Le mythe de l'androgyne.
Notre propos n'est pas davantage de résumer l'histoire de
la doctrine de l'androgyne dans la Renaissance, au Moyen Age et dans
l'Antiquité. Il suffit de rappeler que, dans ses Dialoghi d'Aurore,
Leone Ebreo avait essayé de rattacher le mythe de l'androgyne
de Platon à la tradition biblique de la chute, interprétée
comme une dichotomie de l'Homme Primordial 50. Une doctrine différente,
mais pareillement centrée sur l'unité primitive de l'être
humain, avait été soutenue par Scot Érigène,
qui s'inspirait d'ailleurs de Maxime le Confesseur. Pour Érigène,
la séparation des sexes faisait partie d'un processus cosmique.

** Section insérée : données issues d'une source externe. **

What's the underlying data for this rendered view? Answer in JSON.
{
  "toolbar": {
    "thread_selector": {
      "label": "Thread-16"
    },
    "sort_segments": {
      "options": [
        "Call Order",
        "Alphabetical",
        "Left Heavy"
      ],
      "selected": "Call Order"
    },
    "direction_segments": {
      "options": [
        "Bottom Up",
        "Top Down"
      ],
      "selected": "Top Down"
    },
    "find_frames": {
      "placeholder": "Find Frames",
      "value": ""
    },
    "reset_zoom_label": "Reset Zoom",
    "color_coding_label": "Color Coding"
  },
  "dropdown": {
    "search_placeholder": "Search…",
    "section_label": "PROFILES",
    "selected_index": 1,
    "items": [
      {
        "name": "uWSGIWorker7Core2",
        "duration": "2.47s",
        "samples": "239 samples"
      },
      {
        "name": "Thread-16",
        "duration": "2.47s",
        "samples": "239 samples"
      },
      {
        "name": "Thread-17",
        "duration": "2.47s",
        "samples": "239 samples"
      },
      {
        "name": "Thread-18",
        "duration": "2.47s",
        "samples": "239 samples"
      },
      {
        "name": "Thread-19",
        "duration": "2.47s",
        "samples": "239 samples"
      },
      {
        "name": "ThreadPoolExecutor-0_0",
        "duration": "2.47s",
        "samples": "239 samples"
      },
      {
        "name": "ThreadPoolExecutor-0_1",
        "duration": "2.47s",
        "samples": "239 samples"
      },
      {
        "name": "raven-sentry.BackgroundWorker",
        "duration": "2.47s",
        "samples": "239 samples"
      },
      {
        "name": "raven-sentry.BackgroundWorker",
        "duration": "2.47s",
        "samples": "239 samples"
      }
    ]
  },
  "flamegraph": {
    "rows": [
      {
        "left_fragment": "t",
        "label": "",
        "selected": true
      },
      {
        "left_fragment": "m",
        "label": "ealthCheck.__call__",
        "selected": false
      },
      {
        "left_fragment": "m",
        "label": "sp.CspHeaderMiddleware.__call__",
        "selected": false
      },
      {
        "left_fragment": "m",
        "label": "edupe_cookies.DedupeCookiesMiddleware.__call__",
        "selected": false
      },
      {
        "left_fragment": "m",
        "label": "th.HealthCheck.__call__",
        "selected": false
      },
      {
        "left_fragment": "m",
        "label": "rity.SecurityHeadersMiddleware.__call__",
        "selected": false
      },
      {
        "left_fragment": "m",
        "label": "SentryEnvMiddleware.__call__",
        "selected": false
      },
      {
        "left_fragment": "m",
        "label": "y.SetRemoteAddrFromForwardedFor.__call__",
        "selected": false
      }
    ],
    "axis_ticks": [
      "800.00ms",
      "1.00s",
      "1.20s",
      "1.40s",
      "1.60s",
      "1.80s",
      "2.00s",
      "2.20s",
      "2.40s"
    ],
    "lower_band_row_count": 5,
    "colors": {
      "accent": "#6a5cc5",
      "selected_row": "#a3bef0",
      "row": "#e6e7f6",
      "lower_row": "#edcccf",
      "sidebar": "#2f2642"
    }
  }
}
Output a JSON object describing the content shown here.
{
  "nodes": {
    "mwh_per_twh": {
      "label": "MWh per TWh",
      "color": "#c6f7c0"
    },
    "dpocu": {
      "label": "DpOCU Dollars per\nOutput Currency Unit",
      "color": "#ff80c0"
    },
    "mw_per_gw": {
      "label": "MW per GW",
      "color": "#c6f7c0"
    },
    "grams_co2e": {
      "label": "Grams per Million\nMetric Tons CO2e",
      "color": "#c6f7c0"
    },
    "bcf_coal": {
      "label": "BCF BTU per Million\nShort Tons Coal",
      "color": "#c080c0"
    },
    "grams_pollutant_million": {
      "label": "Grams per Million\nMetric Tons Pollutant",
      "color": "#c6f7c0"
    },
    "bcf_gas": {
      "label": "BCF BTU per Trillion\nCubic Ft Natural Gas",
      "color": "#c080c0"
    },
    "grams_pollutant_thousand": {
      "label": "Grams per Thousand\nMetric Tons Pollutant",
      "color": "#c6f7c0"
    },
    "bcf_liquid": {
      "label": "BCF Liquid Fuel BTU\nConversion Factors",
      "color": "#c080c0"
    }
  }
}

La division des Substances avait commencé en Dieu et s'était
effectuée progressivement jusque dans la nature de l'homme, qui
fut ainsi séparé en mâle et femelle. C'est pourquoi
la réunion des Substances doit commencer dans l'homme et s'achever
de nouveau sur tous les plans de l'être, Dieu inclus. En Dieu,
il n'existe plus de division, car Dieu est Tout et Un. Pour Scot Érigène,
la division sexuelle fut une conséquence du péché,
mais elle prendra fin par la réunification de l'homme, qui sera
suivie par la réunion eschatologique. du cercle terrestre avec
le Paradis. Le Christ a anticipé cette réintégration
finale. Scot Érigène cite Maxime le Confesseur, selon
lequel le Christ avait unifié les sexes dans sa propre nature,
car, en ressuscitant, il n'était " ni mâle, ni femelle,
bien qu'il fût né et mort mâle ".
Rappelons aussi que plusieurs midrashim pré-sentaient Adam comme
ayant été androgyne. Selon le Bereshit
rabba, " Adam et Ève étaient faits dos à dos,
attachés par les épaules : alors Dieu les sépara
d'un coup de hache en les coupant en deux. D'autres sont d'un
autre avis : le premier homme (Adam) était homme du côté
droit et femme du côté gauche ; mais Dieu l'a fendu en
deux moitiés". Mais ce sont surtout certaines sectes gnostiques
chrétiennes qui ont donné à l'idée de l'androgyne
une place centrale dans leurs doctrines. Selon les renseignements transmis
par saint Hippolyte, Simon le Mage nommait l'esprit primordial arsénothélys,
" mâle-femelle ". Les Naassènes54 également
concevaient l'Homme céleste, Adamas, comme un arsénothélys.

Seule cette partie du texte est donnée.